Adolescent Behavioral Health Is Confusing AF (and other concerns)

Photo by Olga DeLawrence on Unsplash

Three days after we put the butcher knives out of reach because our son sort of halfway attempted to slash his wrists, I had my weekly therapy session.

“How does that make you feel?” she asked, after I finished telling her where we are in the excruciating process of maneuvering the labyrinth collectively known as Adolescent Behavioral Health.

In case you’ve not had the pleasure of experiencing it yourself, allow me to tell you: it’s terrible. Almost no one treats adolescents, first of all, and the blanket solution is always “go to the emergency room.” Maybe a 72-hour hold and paper clothes are fine for an adult experiencing psychosis, but that wasn’t the choice that made sense for our kid — this time, at least.

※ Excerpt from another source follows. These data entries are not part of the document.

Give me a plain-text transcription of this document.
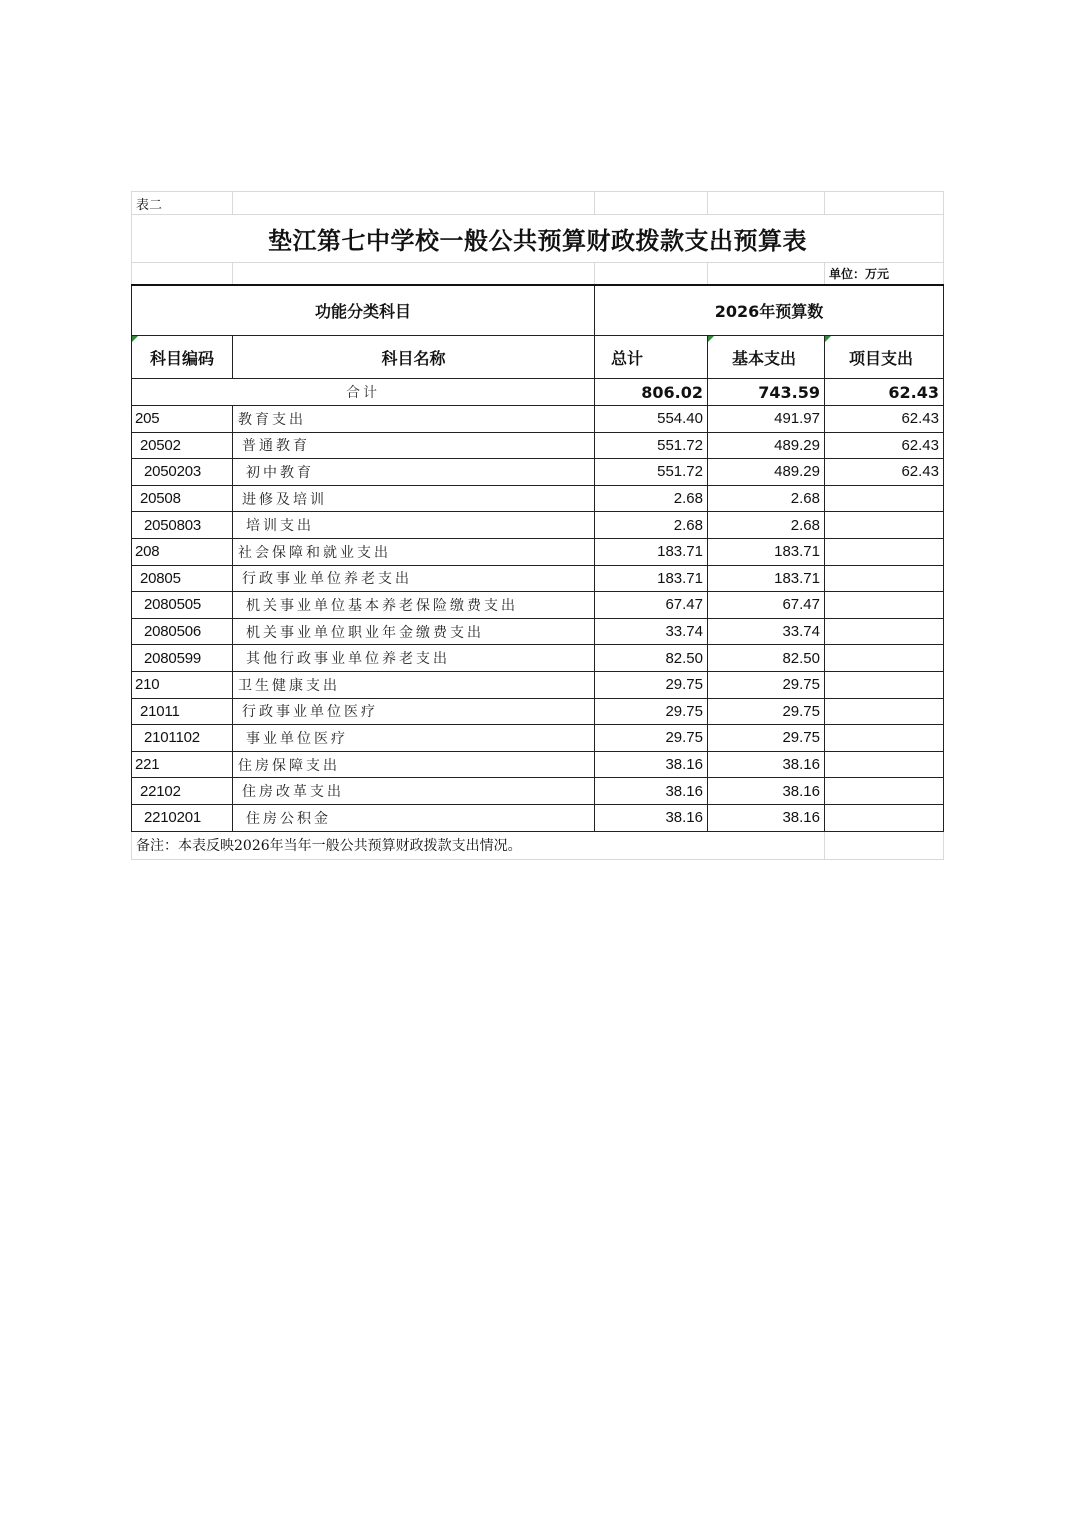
表二				
垫江第七中学校一般公共预算财政拨款支出预算表				
				单位：万元
功能分类科目		2026年预算数		
科目编码	科目名称	总计	基本支出	项目支出
合计		806.02	743.59	62.43
205	教育支出	554.40	491.97	62.43
20502	普通教育	551.72	489.29	62.43
2050203	初中教育	551.72	489.29	62.43
20508	进修及培训	2.68	2.68	
2050803	培训支出	2.68	2.68	
208	社会保障和就业支出	183.71	183.71	
20805	行政事业单位养老支出	183.71	183.71	
2080505	机关事业单位基本养老保险缴费支出	67.47	67.47	
2080506	机关事业单位职业年金缴费支出	33.74	33.74	
2080599	其他行政事业单位养老支出	82.50	82.50	
210	卫生健康支出	29.75	29.75	
21011	行政事业单位医疗	29.75	29.75	
2101102	事业单位医疗	29.75	29.75	
221	住房保障支出	38.16	38.16	
22102	住房改革支出	38.16	38.16	
2210201	住房公积金	38.16	38.16	
备注：本表反映2026年当年一般公共预算财政拨款支出情况。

The system is so overwhelmed that trying to see a psychiatrist takes months. Approximately three months, to be exact. So ultimately we have to choose between going to the emergency room or waiting three months and crossing our fingers that he can make it until then.

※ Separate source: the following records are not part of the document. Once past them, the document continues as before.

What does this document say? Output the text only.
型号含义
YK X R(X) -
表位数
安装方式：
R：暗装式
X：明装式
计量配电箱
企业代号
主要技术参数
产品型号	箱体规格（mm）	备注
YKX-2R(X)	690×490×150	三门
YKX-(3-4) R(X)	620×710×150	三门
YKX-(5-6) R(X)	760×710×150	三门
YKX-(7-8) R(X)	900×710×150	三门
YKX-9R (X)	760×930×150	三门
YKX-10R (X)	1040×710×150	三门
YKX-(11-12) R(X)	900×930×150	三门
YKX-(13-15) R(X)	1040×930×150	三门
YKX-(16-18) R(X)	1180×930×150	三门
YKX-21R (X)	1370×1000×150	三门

Neither of these options were acceptable to me.

I was in the middle of talking about this when my therapist cut me off again and said that I wasn’t sharing feelings, I was stating facts. She wanted to know how I felt. As I stared blankly into the screen of my smart phone, which I’d propped up on pillows so we were at eye level when I sat cross-legged on the floor, I admitted that I wasn’t sure how I felt. Feelings are a thing addicts and alcoholics avoid at all costs, and even at one month shy of 4 years of sobriety, I STILL AVOID THEM AS MUCH AS POSSIBLE.

How does my son’s suicidal ideation make me feel?

Like I’ve done something wrong. Like I fucked up royally somewhere along the line. Like a helpless, directionless worm. I feel like I’m both paralyzed with fear and panicked like a bunny whose ear just got chopped off. I feel like I’m watching my son sink below water and my feet are cemented to the floor and I have to trust another person — a stranger — to rescue him from drowning.

Photo by Mishal Ibrahim on Unsplash

And also, I feel like I get it. The desire not to feel pain or suffering is a deeply familiar one. I keep trying to talk to him about it; starting by looking straight into his hazel eyes and then I open my mouth to say I understand but also death is never the answer but nothing comes out.

“Mom?”

“Yes?”

“What did you need?”

“Oh. I just wanted to say I love you.” And then I kiss him on the head.

I sent my therapist a message.

“I’ve been trying to identify my feelings and that shit is exhausting. WHO DOES THIS NATURALLY?”

Her answer: “Literally no one.”

Writer, mother, and recovering alcoholic living in the Deep South.